Seguì un periodo di stasi creativa dal quale il G. uscì riprendendo la traduzione dei classici e specializzandosi nelle versioni di testi drammatici, in particolare di quelli di E. Rostand, del quale apparvero, dopo il Cirano di Bergerac, nel 1898, in rapida successione tra il 1902 e il 1903 le versioni de La samaritana, L'Aiglon, I romanzeschi, pubblicate tutte dall'editore Pierro di Napoli.
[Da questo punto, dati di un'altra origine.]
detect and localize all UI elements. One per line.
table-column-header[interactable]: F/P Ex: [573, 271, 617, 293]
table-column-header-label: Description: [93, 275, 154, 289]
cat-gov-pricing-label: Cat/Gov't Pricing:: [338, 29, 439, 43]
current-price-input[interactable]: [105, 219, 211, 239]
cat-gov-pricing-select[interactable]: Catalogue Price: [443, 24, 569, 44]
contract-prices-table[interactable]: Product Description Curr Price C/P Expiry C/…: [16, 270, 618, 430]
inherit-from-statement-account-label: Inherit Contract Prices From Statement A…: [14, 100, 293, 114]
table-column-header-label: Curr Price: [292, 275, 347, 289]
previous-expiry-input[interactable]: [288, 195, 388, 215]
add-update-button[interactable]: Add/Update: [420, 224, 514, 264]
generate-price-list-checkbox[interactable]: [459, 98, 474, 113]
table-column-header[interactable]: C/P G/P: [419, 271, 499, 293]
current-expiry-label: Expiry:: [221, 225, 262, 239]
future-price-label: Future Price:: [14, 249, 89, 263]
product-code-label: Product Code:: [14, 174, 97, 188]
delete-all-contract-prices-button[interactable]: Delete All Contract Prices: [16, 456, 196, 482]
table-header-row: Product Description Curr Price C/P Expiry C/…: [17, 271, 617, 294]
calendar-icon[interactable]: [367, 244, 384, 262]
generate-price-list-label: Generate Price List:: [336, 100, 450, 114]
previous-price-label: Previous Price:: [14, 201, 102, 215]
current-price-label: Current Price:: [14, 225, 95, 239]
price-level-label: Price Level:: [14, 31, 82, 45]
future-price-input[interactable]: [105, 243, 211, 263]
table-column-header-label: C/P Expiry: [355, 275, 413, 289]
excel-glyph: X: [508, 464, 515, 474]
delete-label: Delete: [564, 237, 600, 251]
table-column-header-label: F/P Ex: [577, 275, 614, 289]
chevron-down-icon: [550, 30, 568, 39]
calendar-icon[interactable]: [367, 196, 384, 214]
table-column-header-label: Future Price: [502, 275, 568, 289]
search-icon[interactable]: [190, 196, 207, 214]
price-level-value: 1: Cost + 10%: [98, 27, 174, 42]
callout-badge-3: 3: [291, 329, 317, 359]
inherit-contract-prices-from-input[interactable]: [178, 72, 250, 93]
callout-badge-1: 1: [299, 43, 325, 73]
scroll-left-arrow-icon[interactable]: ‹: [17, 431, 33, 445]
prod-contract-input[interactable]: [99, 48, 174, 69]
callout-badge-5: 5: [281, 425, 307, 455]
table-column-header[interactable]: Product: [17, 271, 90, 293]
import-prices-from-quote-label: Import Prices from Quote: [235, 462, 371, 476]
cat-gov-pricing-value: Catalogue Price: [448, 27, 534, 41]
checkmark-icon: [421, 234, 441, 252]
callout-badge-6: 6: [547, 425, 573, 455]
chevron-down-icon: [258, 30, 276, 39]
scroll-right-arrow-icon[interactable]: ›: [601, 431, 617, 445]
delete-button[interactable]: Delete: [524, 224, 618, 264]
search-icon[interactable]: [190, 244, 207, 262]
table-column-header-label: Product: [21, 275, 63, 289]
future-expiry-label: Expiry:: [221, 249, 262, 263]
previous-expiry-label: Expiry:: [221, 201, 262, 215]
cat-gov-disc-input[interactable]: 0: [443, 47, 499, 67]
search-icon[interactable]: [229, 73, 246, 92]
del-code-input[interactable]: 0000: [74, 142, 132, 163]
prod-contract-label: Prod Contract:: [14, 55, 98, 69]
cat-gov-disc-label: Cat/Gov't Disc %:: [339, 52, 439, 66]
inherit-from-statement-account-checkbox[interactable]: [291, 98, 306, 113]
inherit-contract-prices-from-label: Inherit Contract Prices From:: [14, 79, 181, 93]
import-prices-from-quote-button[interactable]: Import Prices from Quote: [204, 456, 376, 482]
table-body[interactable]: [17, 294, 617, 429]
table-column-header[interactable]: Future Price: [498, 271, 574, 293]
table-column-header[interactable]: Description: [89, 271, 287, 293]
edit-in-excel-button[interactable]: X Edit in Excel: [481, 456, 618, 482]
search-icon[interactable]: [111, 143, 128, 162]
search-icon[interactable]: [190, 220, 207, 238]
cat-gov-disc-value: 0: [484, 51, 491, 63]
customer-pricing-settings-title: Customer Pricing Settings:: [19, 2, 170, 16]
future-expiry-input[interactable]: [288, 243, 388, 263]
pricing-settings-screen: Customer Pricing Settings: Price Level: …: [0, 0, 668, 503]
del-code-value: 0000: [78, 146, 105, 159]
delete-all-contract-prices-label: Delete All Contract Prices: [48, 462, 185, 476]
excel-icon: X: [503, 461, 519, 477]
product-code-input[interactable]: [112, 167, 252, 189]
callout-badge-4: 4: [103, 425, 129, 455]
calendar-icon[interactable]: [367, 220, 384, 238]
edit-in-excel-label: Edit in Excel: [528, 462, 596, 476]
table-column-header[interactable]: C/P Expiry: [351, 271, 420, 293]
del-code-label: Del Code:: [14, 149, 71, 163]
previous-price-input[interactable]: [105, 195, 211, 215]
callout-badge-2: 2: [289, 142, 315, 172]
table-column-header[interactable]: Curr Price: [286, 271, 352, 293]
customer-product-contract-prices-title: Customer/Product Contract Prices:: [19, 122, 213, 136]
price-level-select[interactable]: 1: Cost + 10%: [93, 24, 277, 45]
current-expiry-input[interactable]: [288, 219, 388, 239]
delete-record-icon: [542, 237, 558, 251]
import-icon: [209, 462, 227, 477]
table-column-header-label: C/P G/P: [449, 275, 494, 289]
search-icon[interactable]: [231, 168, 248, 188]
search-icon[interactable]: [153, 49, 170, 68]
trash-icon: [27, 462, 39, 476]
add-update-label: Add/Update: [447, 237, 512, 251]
Nel 1904 uscì a Torino la sua traduzione della Fedra di J. Racine; sempre a Torino, nel 1905, dava alle stampe una versione in terzine dell'Edipo re di Sofocle, sicuramente la più notevole tra le traduzioni del G., quella che R. Bracco, in un articolo apparso sul Marzocco del 28 ott. 1906, definì "il monumento innalzato in onore del classicismo con la forza di un cervello sapiente che penetrava i più reconditi segreti e comprendeva tutte le bellezze di un'arte imperitura".
Il G. si cimentò nella assai laboriosa stesura di un dramma originale in cinque atti in versi martelliani, Mefistofele ("dal primo Faust di W. Goethe e dalla tragica storia del dottor Faust di Cristofaro Marlowe", con prefaz. di B. Croce, Napoli 1902): rifacendosi ai modelli più celebri, di Marlowe e Goethe, il G. se ne distaccò sensibilmente per alcune modifiche e varianti apportate, in particolare nel III e nel IV atto. Nella prefazione Croce giudicava tale rimaneggiamento del tutto consono alla possibilità del poeta di scegliere tra i vari elementi storici e sostituirli, quando lo ritenga più opportuno, con la sua fantasia, senza con questo togliere nulla all'esposizione, dal momento che non elabora verità propriamente storiche.
Il 4 luglio 1900 il G. aveva sposato Rosa Gervasi, figlia del giornalista Valentino, già suo collega. Nonostante l'intenso affetto nutrito nei confronti della donna, la malattia nervosa, già da tempo manifestatasi in lui con lunghi e travagliati periodi di depressione, andò progressivamente acuendosi. I suoi rapporti con la realtà divennero sempre più incerti e svogliati al punto da prospettargli la morte come unica possibilità per porre fine alle sofferenze. L'ultima violenta crisi fu scatenata dalla morte della madre avvenuta pochi giorni dopo la sua dimissione dalla casa di cura che lo ospitava.
A Napoli, la mattina del 12 ott. 1906, il G. si tolse la vita, lasciando incompiuti un dramma, Don Giovanni, e un poema eroicomico, Il pretore.
Fonti e Bibl.: Necr. in Il Giorno e Il Mattino, 13 ott. 1906; Il Marzocco, 28 ott. 1906 (R. Bracco); E.M. Fusco, La nevrastenia di un poeta [M. G.] e la nostra, Parma 1907; T. Rovito, Letterati e giornalisti italiani contemporanei, Napoli 1922, pp. 196 s.; G. Mazzoni, L'Ottocento, in Storia letteraria d'Italia, II, Milano 1934, p. 1366; A. De Gubernatis, Piccolo diz. dei contemporanei italiani, ad nomen; G. Casati, Diz. degli scrittori d'Italia, III, ad nomen.